# Roof



## Joe Shmoe (12 Nov 2018)

1) Can anyone advise if I need a small tie near the top of where each rafter pair meets? Pitch is 22° and 4.4m wide. 

2) What's the correct way of securing the 8" joist to the bottom of the 6" rafters?


----------



## kevinlightfoot (12 Nov 2018)

I don't think you need a collar tie but it would do no harm,as for fixing the rafters to the joists you could use nails but my preference would be a couple of Coach bolts at each joint the joists can be fixed to the wall plate using skew nails from each side.Hope this helps.Regards Kevin.


----------



## MikeG. (12 Nov 2018)

Not coach bolts, which are actually just a huge screw with a hex head, but ordinary bolts (or threaded rod)........otherwise Kevin's answer is fine. You only need one bolt at each end of the joist, where the centreline of the joist meets the centreline of the rafter. You don't need a collar tie unless your ridge is so twisted that you haven't been able to get decent fixings from the rafters into it.


----------



## Joe Shmoe (12 Nov 2018)

Thanks Gents. Perfect, much appreciated.


----------



## Phil Pascoe (12 Nov 2018)

MikeG.":2x0qrhfr said:


> Not coach bolts, which are actually just a huge screw with a hex head ...

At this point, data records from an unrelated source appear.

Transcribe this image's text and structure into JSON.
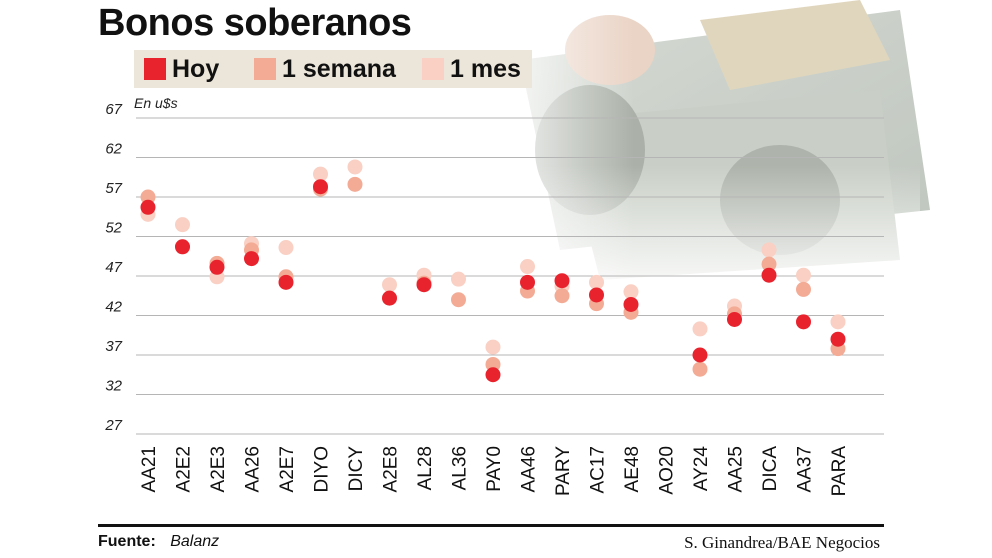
{
  "chart_data": {
    "type": "scatter",
    "title": "Bonos soberanos",
    "ylabel": "En u$s",
    "ylim": [
      27,
      67
    ],
    "yticks": [
      27,
      32,
      37,
      42,
      47,
      52,
      57,
      62,
      67
    ],
    "grid": true,
    "legend_position": "top-left",
    "categories": [
      "AA21",
      "A2E2",
      "A2E3",
      "AA26",
      "A2E7",
      "DIYO",
      "DICY",
      "A2E8",
      "AL28",
      "AL36",
      "PAY0",
      "AA46",
      "PARY",
      "AC17",
      "AE48",
      "AO20",
      "AY24",
      "AA25",
      "DICA",
      "AA37",
      "PARA"
    ],
    "series": [
      {
        "name": "Hoy",
        "color": "#e8232e",
        "values": [
          55.7,
          50.7,
          48.1,
          49.2,
          46.2,
          58.3,
          null,
          44.2,
          45.9,
          null,
          34.5,
          46.2,
          46.4,
          44.6,
          43.4,
          null,
          37.0,
          41.5,
          47.1,
          41.2,
          39.0
        ]
      },
      {
        "name": "1 semana",
        "color": "#f3ab95",
        "values": [
          57.0,
          50.7,
          48.6,
          50.3,
          46.9,
          58.0,
          58.6,
          44.2,
          46.1,
          44.0,
          35.8,
          45.1,
          44.5,
          43.5,
          42.4,
          null,
          35.2,
          42.2,
          48.5,
          45.3,
          37.8
        ]
      },
      {
        "name": "1 mes",
        "color": "#f9d0c3",
        "values": [
          54.8,
          53.5,
          46.9,
          51.1,
          50.6,
          59.9,
          60.8,
          45.9,
          47.1,
          46.6,
          38.0,
          48.2,
          45.7,
          46.2,
          45.0,
          null,
          40.3,
          43.2,
          50.3,
          47.1,
          41.2
        ]
      }
    ]
  },
  "footer": {
    "source_label": "Fuente:",
    "source_value": "Balanz",
    "credit": "S. Ginandrea/BAE Negocios"
  }
}
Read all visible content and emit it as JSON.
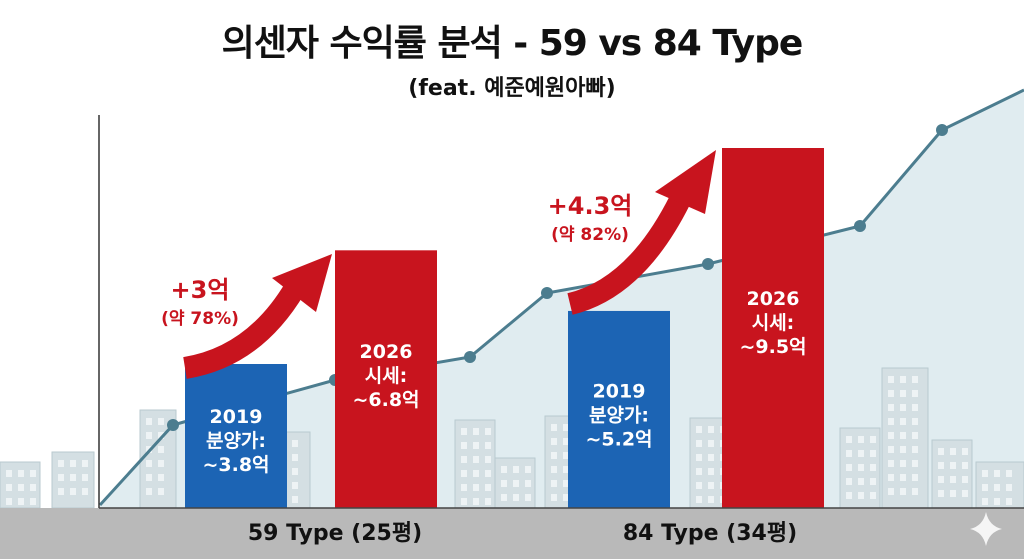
{
  "title": "의센자  수익률 분석 - 59 vs 84 Type",
  "subtitle": "(feat. 예준예원아빠)",
  "colors": {
    "blue": "#1c64b4",
    "red": "#c8141e",
    "trend": "#4c7d8f",
    "sky": "#c7dde4",
    "buildings": "#d4dfe3",
    "ground": "#b9b9b9"
  },
  "chart_data": {
    "type": "bar",
    "categories": [
      "59 Type (25평)",
      "84 Type (34평)"
    ],
    "series": [
      {
        "name": "2019",
        "values": [
          3.8,
          5.2
        ]
      },
      {
        "name": "2026",
        "values": [
          6.8,
          9.5
        ]
      }
    ],
    "bar_labels": [
      [
        "2019",
        "분양가:",
        "~3.8억"
      ],
      [
        "2026",
        "시세:",
        "~6.8억"
      ],
      [
        "2019",
        "분양가:",
        "~5.2억"
      ],
      [
        "2026",
        "시세:",
        "~9.5억"
      ]
    ],
    "annotations": [
      {
        "gain": "+3억",
        "pct": "(약 78%)"
      },
      {
        "gain": "+4.3억",
        "pct": "(약 82%)"
      }
    ],
    "title": "의센자  수익률 분석 - 59 vs 84 Type",
    "xlabel": "",
    "ylabel": "",
    "ylim": [
      0,
      10.5
    ],
    "grid": false
  }
}
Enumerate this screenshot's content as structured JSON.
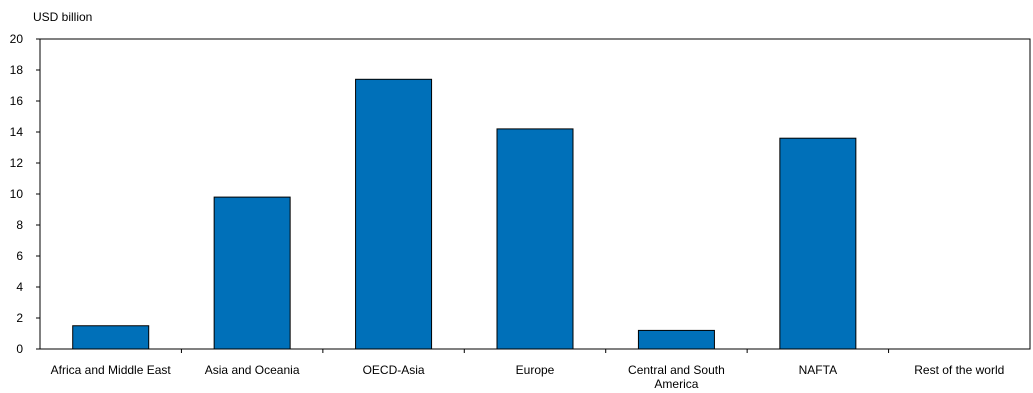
{
  "chart_data": {
    "type": "bar",
    "title": "",
    "xlabel": "",
    "ylabel": "USD billion",
    "ylim": [
      0,
      20
    ],
    "yticks": [
      0,
      2,
      4,
      6,
      8,
      10,
      12,
      14,
      16,
      18,
      20
    ],
    "grid": false,
    "categories": [
      "Africa and Middle East",
      "Asia and Oceania",
      "OECD-Asia",
      "Europe",
      "Central and South America",
      "NAFTA",
      "Rest of the world"
    ],
    "values": [
      1.5,
      9.8,
      17.4,
      14.2,
      1.2,
      13.6,
      0
    ],
    "colors": {
      "bar_fill": "#0070B9",
      "bar_stroke": "#000000",
      "axis": "#000000"
    }
  }
}
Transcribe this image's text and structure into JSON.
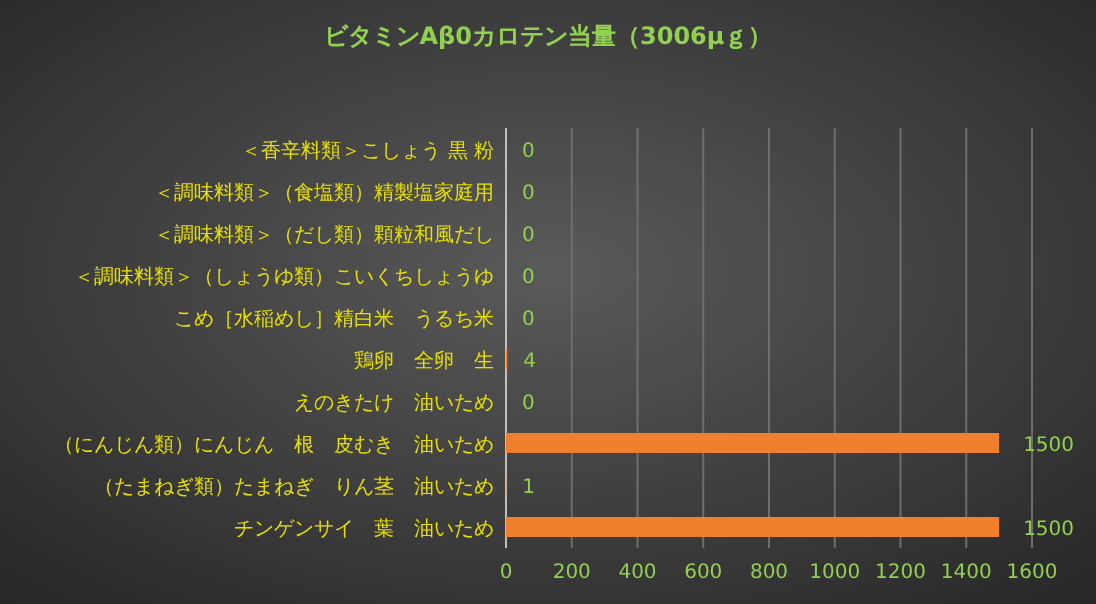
{
  "chart_data": {
    "type": "bar",
    "orientation": "horizontal",
    "title": "ビタミンAβ0カロテン当量（3006μｇ）",
    "categories": [
      "＜香辛料類＞こしょう 黒 粉",
      "＜調味料類＞（食塩類）精製塩家庭用",
      "＜調味料類＞（だし類）顆粒和風だし",
      "＜調味料類＞（しょうゆ類）こいくちしょうゆ",
      "こめ［水稲めし］精白米　うるち米",
      "鶏卵　全卵　生",
      "えのきたけ　油いため",
      "（にんじん類）にんじん　根　皮むき　油いため",
      "（たまねぎ類）たまねぎ　りん茎　油いため",
      "チンゲンサイ　葉　油いため"
    ],
    "values": [
      0,
      0,
      0,
      0,
      0,
      4,
      0,
      1500,
      1,
      1500
    ],
    "color": "#f07f2e",
    "xlim": [
      0,
      1600
    ],
    "xticks": [
      0,
      200,
      400,
      600,
      800,
      1000,
      1200,
      1400,
      1600
    ],
    "grid": "x",
    "data_labels": true
  }
}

Sorry to be pedantic - that's a coach screw, not a coach bolt.


----------



## MikeG. (12 Nov 2018)

phil.p":37cwi1l2 said:


> .......Sorry to be pedantic.........



Pedantry is good. No need for apology.


----------



## kevinlightfoot (12 Nov 2018)

Yes coach bolts are what you need the reason I would use two is to help prevent any twisting of the joists or rafters and for the extra cost I prefer the belt and braces approach.As was suggested you don't want to use Coach screws for this job.Best regards Kevin.


----------



## topchippyles (12 Nov 2018)

Nailing is just fine,Millions of uk roofs are just nailed on and have stood for hundred years plus.Good 4 inch nails


----------